O estoque de precatórios soma R$ 16 bilhões, e o pagamento anual varia entre R$ 1 bilhão e R$ 2 bilhões, segundo estimativa da UFRGS.
A dívida com a União alcançou R$ 106,5 bilhões em 2025, contra R$ 51,6 bilhões em 2015, limitando capacidade de novos empréstimos.
Em 2017 o RS obteve liminar no STF para suspender pagamentos; em 2022 aderiu ao Regime de Recuperação Fiscal.
Em 2024 uma lei federal suspendeu por 36 meses o pagamento da dívida por causa das enchentes; os valores foram destinados ao Fundo do Plano Rio Grande (Funrigs).
O governo formalizou pedido de adesão ao Programa de Pleno Pagamento de Dívidas dos Estados (Propag) no fim de 2024; se aceite, o estado deve pagar cerca de R$ 2 bilhões em 2027.

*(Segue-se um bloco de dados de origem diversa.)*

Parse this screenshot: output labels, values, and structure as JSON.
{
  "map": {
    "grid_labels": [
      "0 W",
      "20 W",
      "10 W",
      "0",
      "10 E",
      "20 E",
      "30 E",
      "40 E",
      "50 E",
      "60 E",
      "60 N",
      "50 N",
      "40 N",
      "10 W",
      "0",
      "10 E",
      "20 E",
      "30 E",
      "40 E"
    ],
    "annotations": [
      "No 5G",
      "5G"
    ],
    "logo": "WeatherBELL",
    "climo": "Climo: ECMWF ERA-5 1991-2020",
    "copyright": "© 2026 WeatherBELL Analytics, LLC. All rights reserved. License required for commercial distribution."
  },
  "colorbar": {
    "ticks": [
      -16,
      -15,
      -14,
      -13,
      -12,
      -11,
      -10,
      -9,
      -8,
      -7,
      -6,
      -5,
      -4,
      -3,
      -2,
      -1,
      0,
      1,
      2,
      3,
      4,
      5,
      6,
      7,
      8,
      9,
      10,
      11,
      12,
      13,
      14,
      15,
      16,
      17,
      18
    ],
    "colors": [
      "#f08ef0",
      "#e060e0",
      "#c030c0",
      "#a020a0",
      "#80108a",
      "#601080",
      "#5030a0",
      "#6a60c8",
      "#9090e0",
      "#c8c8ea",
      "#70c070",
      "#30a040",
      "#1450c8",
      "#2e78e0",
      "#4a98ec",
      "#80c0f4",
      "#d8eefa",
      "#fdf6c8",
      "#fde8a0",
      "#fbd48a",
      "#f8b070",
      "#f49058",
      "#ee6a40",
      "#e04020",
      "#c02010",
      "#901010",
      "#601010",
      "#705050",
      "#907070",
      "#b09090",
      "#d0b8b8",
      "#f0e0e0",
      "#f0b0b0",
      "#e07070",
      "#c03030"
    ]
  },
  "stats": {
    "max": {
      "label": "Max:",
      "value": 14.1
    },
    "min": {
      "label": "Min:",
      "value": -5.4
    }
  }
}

Caso a adesão ao Propag seja confirmada, o compromisso de pagamento do Estado terá prazo de 30 anos, até 2057.
O ICMS responde por cerca de R$ 6 a cada R$ 10 arrecadados pelo Estado; a arrecadação de ICMS foi R$ 50,8 bilhões em 2024 e R$ 53,9 bilhões em 2025, alta de 6,12%.
Privatizações da CEEE, Corsan e Sulgás renderam cerca de R$ 8,6 bilhões aos cofres estaduais, com R$ 37 milhões ainda não empenhados.